Today is the last day of Seattle's appalling attempt at a bike-sharing program. Dubbed "Pronto," it didn't even survive three years.
Pronto began as a public-private partnership in 2014, but in a little over a year it was declared insolvent. The city was forced to buy it in toto in March of 2016. At the beginning of this year, Mayor Ed Murray said he would kill Pronto. Today is execution day.
The week began with a spate of media coverage of this unseemly embarrassment for a city that fancies itself the capital of Cascadia, the wealthy, urban Eco-sophisticate to its more provincial cousins, Portland and Vancouver, B.C. Both Portland and Vancouver have far larger cycle-share programs in terms of numbers of bikes. To give you an idea the depths of Seattle's failure, Houston is scheduled to expand its cycle-share to 1,000 bikes by the end of the year.
The best synopsis of this Emerald City debacle I read was David Gutman's piece in the Seattle Times:
Bike shares are booming in the United States.

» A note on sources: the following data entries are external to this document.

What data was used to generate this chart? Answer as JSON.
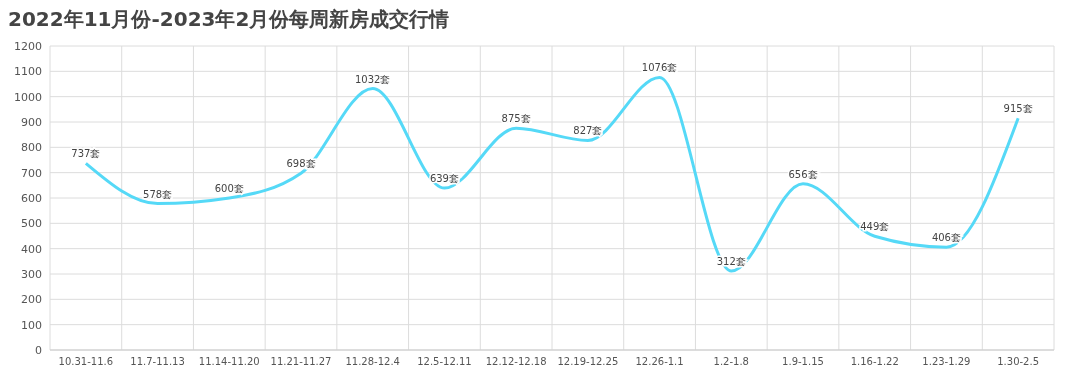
{
  "chart_data": {
    "type": "line",
    "title": "2022年11月份-2023年2月份每周新房成交行情",
    "categories": [
      "10.31-11.6",
      "11.7-11.13",
      "11.14-11.20",
      "11.21-11.27",
      "11.28-12.4",
      "12.5-12.11",
      "12.12-12.18",
      "12.19-12.25",
      "12.26-1.1",
      "1.2-1.8",
      "1.9-1.15",
      "1.16-1.22",
      "1.23-1.29",
      "1.30-2.5"
    ],
    "series": [
      {
        "color": "#55d9f7",
        "values": [
          737,
          578,
          600,
          698,
          1032,
          639,
          875,
          827,
          1076,
          312,
          656,
          449,
          406,
          915
        ],
        "value_labels": [
          "737套",
          "578套",
          "600套",
          "698套",
          "1032套",
          "639套",
          "875套",
          "827套",
          "1076套",
          "312套",
          "656套",
          "449套",
          "406套",
          "915套"
        ]
      }
    ],
    "ylim": [
      0,
      1200
    ],
    "yticks": [
      0,
      100,
      200,
      300,
      400,
      500,
      600,
      700,
      800,
      900,
      1000,
      1100,
      1200
    ],
    "grid": true,
    "marker": "none",
    "line_style": "solid",
    "legend": false
  }
}
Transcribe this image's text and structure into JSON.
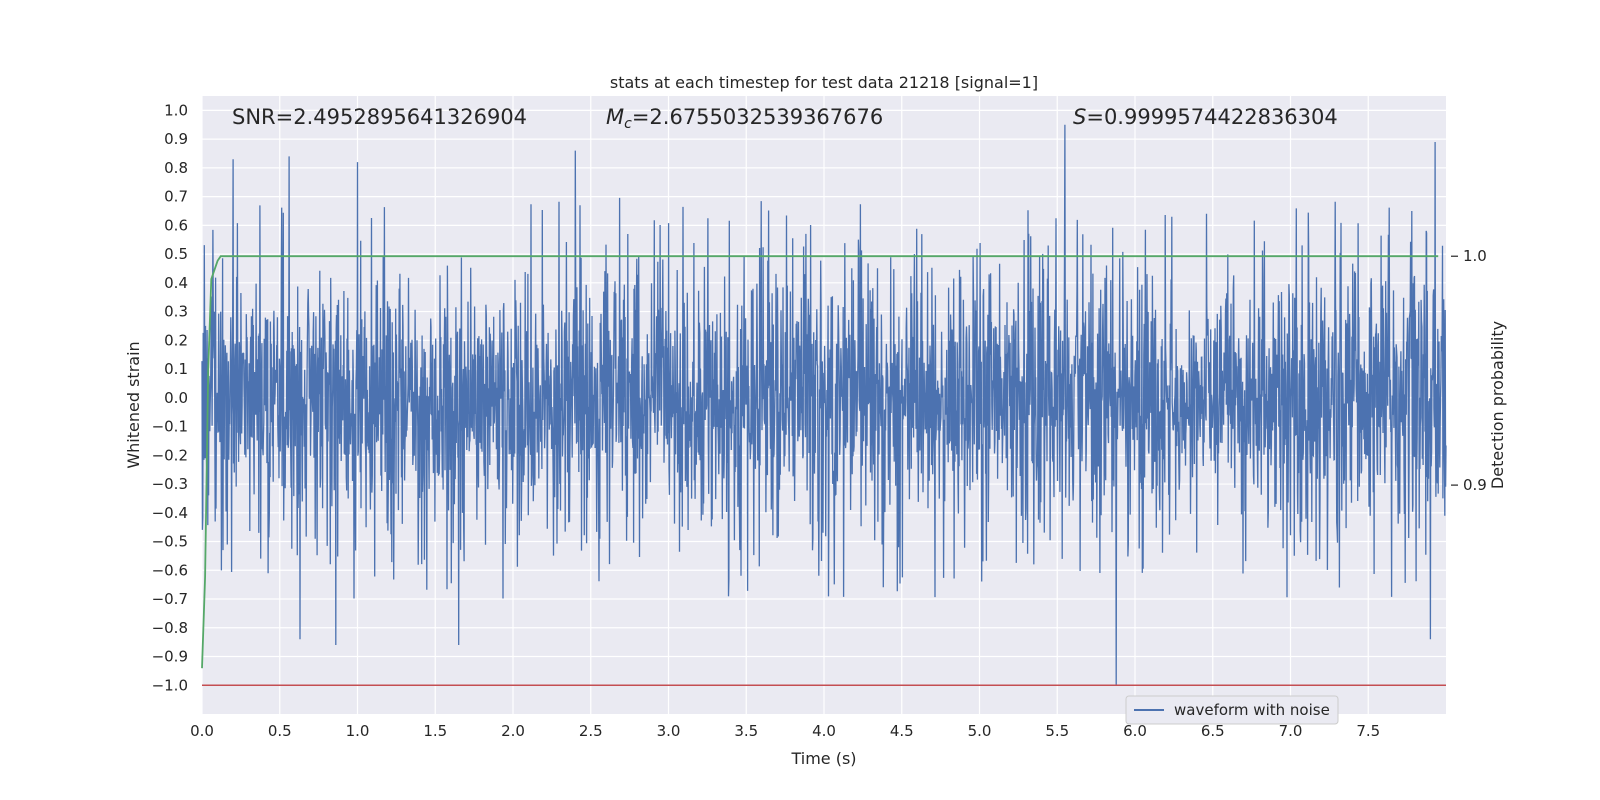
{
  "chart_data": {
    "type": "line",
    "title": "stats at each timestep for test data 21218 [signal=1]",
    "xlabel": "Time (s)",
    "ylabel": "Whitened strain",
    "y2label": "Detection probability",
    "xlim": [
      0.0,
      8.0
    ],
    "ylim": [
      -1.1,
      1.05
    ],
    "y2lim": [
      0.8,
      1.07
    ],
    "xticks": [
      "0.0",
      "0.5",
      "1.0",
      "1.5",
      "2.0",
      "2.5",
      "3.0",
      "3.5",
      "4.0",
      "4.5",
      "5.0",
      "5.5",
      "6.0",
      "6.5",
      "7.0",
      "7.5"
    ],
    "yticks": [
      "1.0",
      "0.9",
      "0.8",
      "0.7",
      "0.6",
      "0.5",
      "0.4",
      "0.3",
      "0.2",
      "0.1",
      "0.0",
      "−0.1",
      "−0.2",
      "−0.3",
      "−0.4",
      "−0.5",
      "−0.6",
      "−0.7",
      "−0.8",
      "−0.9",
      "−1.0"
    ],
    "y2ticks": [
      "1.0",
      "0.9"
    ],
    "grid": true,
    "legend_position": "lower-right",
    "annotations": {
      "snr": "SNR=2.4952895641326904",
      "mc_symbol": "M",
      "mc_sub": "c",
      "mc_value": "=2.6755032539367676",
      "s_symbol": "S",
      "s_value": "=0.9999574422836304"
    },
    "series": [
      {
        "name": "waveform with noise",
        "color": "#4c72b0",
        "axis": "left",
        "description": "dense noisy whitened-strain trace, ~8192 samples over 0-8 s, mostly within ±0.4 with spikes",
        "x_start": 0.0,
        "x_end": 8.0,
        "spike_peaks": [
          {
            "x": 0.2,
            "y": 0.83
          },
          {
            "x": 0.56,
            "y": 0.84
          },
          {
            "x": 1.0,
            "y": 0.82
          },
          {
            "x": 2.4,
            "y": 0.86
          },
          {
            "x": 5.55,
            "y": 0.95
          },
          {
            "x": 7.93,
            "y": 0.89
          },
          {
            "x": 0.63,
            "y": -0.84
          },
          {
            "x": 0.86,
            "y": -0.86
          },
          {
            "x": 1.65,
            "y": -0.86
          },
          {
            "x": 5.88,
            "y": -1.0
          },
          {
            "x": 7.9,
            "y": -0.84
          }
        ]
      },
      {
        "name": "",
        "color": "#55a868",
        "axis": "right",
        "description": "detection probability over time",
        "x": [
          0.0,
          0.02,
          0.04,
          0.06,
          0.1,
          0.12,
          0.2,
          1.0,
          4.0,
          7.95
        ],
        "y": [
          0.82,
          0.86,
          0.95,
          0.99,
          0.998,
          1.0,
          1.0,
          1.0,
          1.0,
          1.0
        ]
      },
      {
        "name": "",
        "color": "#c44e52",
        "axis": "left",
        "description": "horizontal reference line",
        "x": [
          0.0,
          8.0
        ],
        "y": [
          -1.0,
          -1.0
        ]
      }
    ]
  }
}
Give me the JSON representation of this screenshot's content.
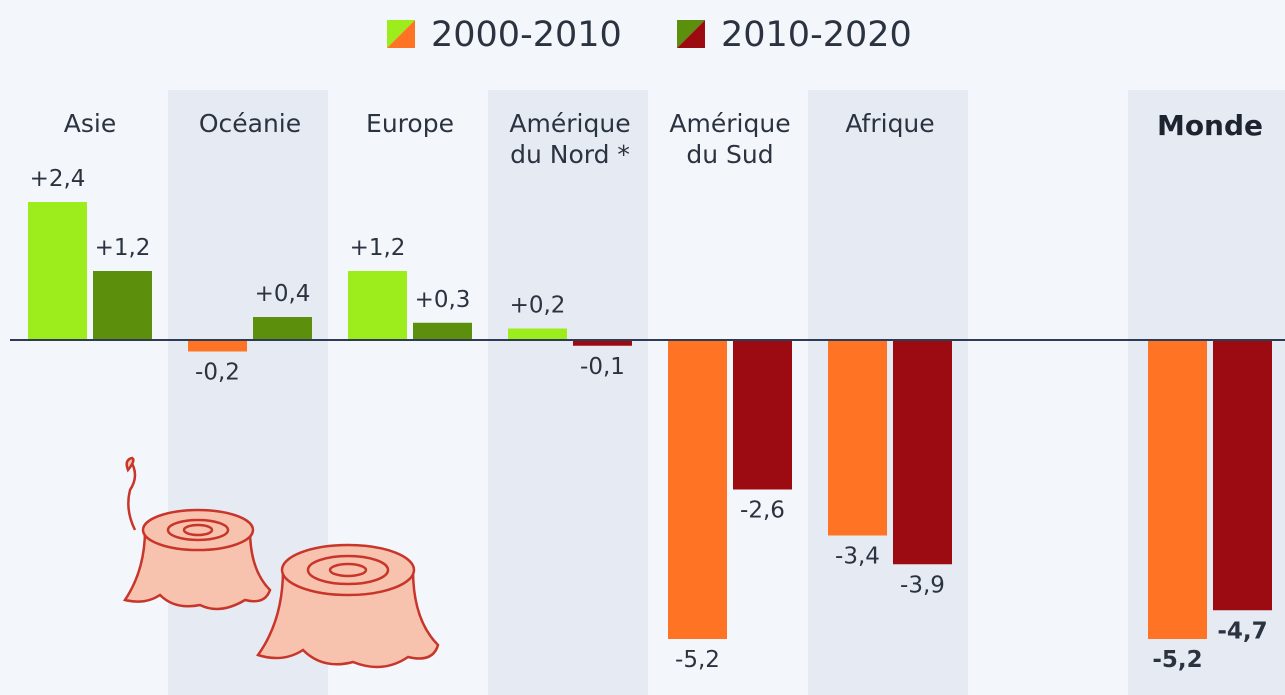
{
  "chart_data": {
    "type": "bar",
    "categories": [
      "Asie",
      "Océanie",
      "Europe",
      "Amérique du Nord *",
      "Amérique du Sud",
      "Afrique",
      "Monde"
    ],
    "series": [
      {
        "name": "2000-2010",
        "color": "#9ded1c",
        "negative_color": "#ff7424",
        "values": [
          2.4,
          -0.2,
          1.2,
          0.2,
          -5.2,
          -3.4,
          -5.2
        ],
        "value_labels": [
          "+2,4",
          "-0,2",
          "+1,2",
          "+0,2",
          "-5,2",
          "-3,4",
          "-5,2"
        ]
      },
      {
        "name": "2010-2020",
        "color": "#5b8f0c",
        "negative_color": "#9c0a12",
        "values": [
          1.2,
          0.4,
          0.3,
          -0.1,
          -2.6,
          -3.9,
          -4.7
        ],
        "value_labels": [
          "+1,2",
          "+0,4",
          "+0,3",
          "-0,1",
          "-2,6",
          "-3,9",
          "-4,7"
        ]
      }
    ],
    "ylim": [
      -6,
      6
    ]
  }
}
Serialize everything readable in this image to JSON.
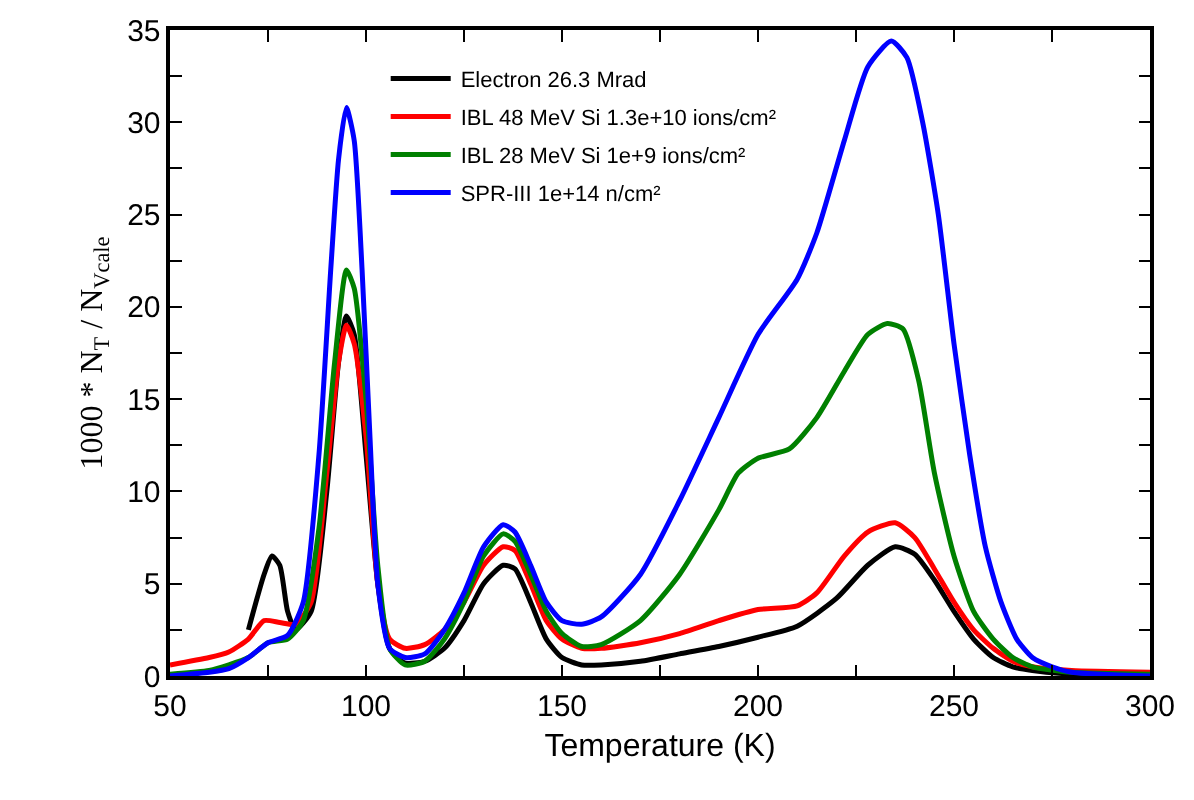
{
  "chart_data": {
    "type": "line",
    "xlabel": "Temperature (K)",
    "ylabel": "1000 * N$_{T}$ / N$_{Vcale}$",
    "xlim": [
      50,
      300
    ],
    "ylim": [
      0,
      35
    ],
    "xticks": [
      50,
      {
        "value": 75,
        "label": null
      },
      100,
      {
        "value": 125,
        "label": null
      },
      150,
      {
        "value": 175,
        "label": null
      },
      200,
      {
        "value": 225,
        "label": null
      },
      250,
      {
        "value": 275,
        "label": null
      },
      300
    ],
    "yticks": [
      0,
      {
        "value": 2.5,
        "label": null
      },
      5,
      {
        "value": 7.5,
        "label": null
      },
      10,
      {
        "value": 12.5,
        "label": null
      },
      15,
      {
        "value": 17.5,
        "label": null
      },
      20,
      {
        "value": 22.5,
        "label": null
      },
      25,
      {
        "value": 27.5,
        "label": null
      },
      30,
      {
        "value": 32.5,
        "label": null
      },
      35
    ],
    "grid": false,
    "legend": "top left",
    "marker": "none",
    "line_style": "solid",
    "series": [
      {
        "name": "Electron 26.3 Mrad",
        "color": "#000000",
        "x": [
          70,
          74,
          76,
          78,
          80,
          82,
          86,
          90,
          93,
          95,
          97,
          100,
          103,
          106,
          110,
          115,
          120,
          125,
          130,
          135,
          138,
          142,
          146,
          150,
          155,
          160,
          170,
          180,
          190,
          200,
          210,
          220,
          228,
          235,
          240,
          245,
          250,
          255,
          260,
          265,
          270,
          280,
          300
        ],
        "values": [
          2.5,
          5.5,
          6.5,
          6,
          3.5,
          2.5,
          3.5,
          10,
          17,
          19.5,
          18.5,
          12,
          5,
          1.5,
          0.7,
          0.8,
          1.5,
          3,
          5,
          6,
          5.8,
          4,
          2,
          1,
          0.6,
          0.6,
          0.8,
          1.2,
          1.6,
          2.1,
          2.7,
          4.2,
          6,
          7,
          6.6,
          5.2,
          3.5,
          2,
          1,
          0.5,
          0.3,
          0.1,
          0
        ]
      },
      {
        "name": "IBL 48 MeV Si 1.3e+10 ions/cm²",
        "color": "#ff0000",
        "x": [
          50,
          60,
          65,
          70,
          74,
          78,
          82,
          86,
          90,
          93,
          95,
          97,
          100,
          103,
          106,
          110,
          115,
          120,
          125,
          130,
          135,
          138,
          142,
          146,
          150,
          155,
          160,
          170,
          180,
          190,
          200,
          210,
          215,
          222,
          228,
          235,
          240,
          245,
          250,
          255,
          260,
          265,
          270,
          280,
          300
        ],
        "values": [
          0.6,
          1,
          1.3,
          2,
          3,
          2.9,
          2.8,
          4,
          11,
          17,
          19,
          18,
          13,
          5,
          2,
          1.5,
          1.7,
          2.5,
          4,
          6,
          7,
          6.8,
          5,
          3,
          2,
          1.5,
          1.5,
          1.8,
          2.3,
          3,
          3.6,
          3.8,
          4.5,
          6.5,
          7.8,
          8.3,
          7.5,
          5.8,
          4,
          2.5,
          1.5,
          0.8,
          0.5,
          0.3,
          0.2
        ]
      },
      {
        "name": "IBL 28 MeV Si 1e+9 ions/cm²",
        "color": "#008000",
        "x": [
          50,
          60,
          65,
          70,
          75,
          80,
          84,
          88,
          92,
          95,
          97,
          100,
          103,
          106,
          110,
          115,
          120,
          125,
          130,
          135,
          138,
          142,
          146,
          150,
          155,
          160,
          170,
          180,
          190,
          195,
          200,
          208,
          215,
          222,
          228,
          233,
          237,
          241,
          245,
          250,
          255,
          260,
          265,
          270,
          280,
          300
        ],
        "values": [
          0.1,
          0.3,
          0.6,
          1,
          1.8,
          2,
          3,
          8,
          17,
          22,
          21,
          15,
          6,
          1.5,
          0.6,
          0.8,
          2,
          4,
          6.5,
          7.7,
          7.3,
          5.5,
          3.5,
          2.3,
          1.6,
          1.7,
          3,
          5.5,
          9,
          11,
          11.8,
          12.3,
          14,
          16.5,
          18.5,
          19.1,
          18.8,
          16,
          11,
          6.5,
          3.5,
          2,
          1,
          0.5,
          0.2,
          0.1
        ]
      },
      {
        "name": "SPR-III 1e+14 n/cm²",
        "color": "#0000ff",
        "x": [
          50,
          60,
          65,
          70,
          75,
          80,
          84,
          88,
          91,
          93,
          95,
          97,
          99,
          101,
          103,
          106,
          110,
          115,
          120,
          125,
          130,
          135,
          138,
          142,
          146,
          150,
          155,
          160,
          170,
          180,
          190,
          200,
          210,
          215,
          222,
          228,
          234,
          238,
          242,
          246,
          250,
          254,
          258,
          262,
          266,
          270,
          275,
          280,
          300
        ],
        "values": [
          0,
          0.2,
          0.4,
          1,
          1.8,
          2.2,
          4,
          12,
          22,
          28,
          30.8,
          29,
          22,
          13,
          5,
          1.5,
          1,
          1.2,
          2.5,
          4.5,
          7,
          8.2,
          7.8,
          6,
          4,
          3,
          2.8,
          3.2,
          5.5,
          9.5,
          14,
          18.5,
          21.5,
          24,
          29,
          33,
          34.4,
          33.5,
          30,
          25,
          18,
          12,
          7,
          4,
          2,
          1,
          0.5,
          0.2,
          0
        ]
      }
    ]
  }
}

In 2010 the nation had only four bike-share systems, which accounted for about 300,000 total rides, according to data from the National Association of City Transportation Officials.
Last year there were 55 bike-share programs and more than 28 million total rides.
Total ridership nationwide has increased nearly 60 percent since Pronto launched in 2014.
But it’s been a different story in Seattle.
Pronto launched in fall 2014 with high hopes, a $2.5 million private sponsorship and $1.75 million in state and federal money.
But it had to deal with a challenging environment — a hilly, rainy city with a mandatory helmet law and a downtown area clogged with traffic and with few protected bikeways.
Ridership lagged.
Within a year, city officials were pushing to take over the bike-share system, which had been owned by a nonprofit.
Scott Kubly, the city’s transportation director, argued that a city takeover would allow Seattle to build a bigger, broader network that would attract more riders. In January 2016, the city was told that Pronto was insolvent and would shut down if the city didn’t buy it. The city complied in March 2016, buying Pronto for $1.4 million.
Kubly, in his previous job, had been president of the company that operated Pronto. He later admitted to an ethics violation and agreed to a $10,000 settlement for failing to get an ethics waiver or recuse himself from the city’s launch and purchase of Pronto.
After the city’s purchase, Pronto never significantly expanded its network. It still had the same number of bikes it did at its launch and had added only four more docking stations.
Still, as recently as December, the city seemed ready to make significant new investments — by buying a whole new fleet of 1,200 electric bikes and 100 new docking stations — to transform the system.
In January, Mayor Ed Murray announced that he was changing course. He scrapped Pronto and said the $3 million that had been budgeted to the bike share would be used for pedestrian and bike projects such as improving crosswalks at schools and adding bike lanes.The brittle, sneering, "hipper-than-thou" weekly, The Stranger, attempted to spin the demise of Pronto as a triumph of pedestrian commuting. But that's just bullshit.
I think 20 years ago it would have been impossible for the city, corruption and all, to have fucked-up a cycle-share program (even if all the bikes were latrine green and plastered with the Alaska Airlines corporate logo). Neighborhoods that surrounded downtown still housed young people of very modest means.
Thinking about this, I went online to see if the local chapter of Critical Mass was still active. Apparently not.
Now the median price of a home in Seattle is over $600,000, and I imagine a home costs much more in one of the neighborhoods, like mine, that is very close to downtown. On the northern perimeter of the downtown retail core Amazon is constructing a corporate Oz. High rises are sprouting like toadstools.
My neighborhood, which for many years was part LBGTQ-Grunge rocker-old-Hippie enclave, part old money surrounding the Olmsted Brothers designed public park, is now the bedroom community for young Amazon digerati.
Leaving my apartment building for work one morning I passed a young man in the latest gear -- nice black running pants, stylish long-sleeve Arcteryx shirt with zippered collar -- coming back from a run. He looked like someone in fashion magazine. He casually greeted a beautiful young blond woman who was just exiting the entrance to the building opposite my own. She was so pretty and tastefully dressed I started thinking of the Kinks song. She said to the young man, "I quit my job yesterday. I'm going to freelance."
Just like that. Like I was in New York City.
But it is not New York. Because if it were we would have a successful bike-share program.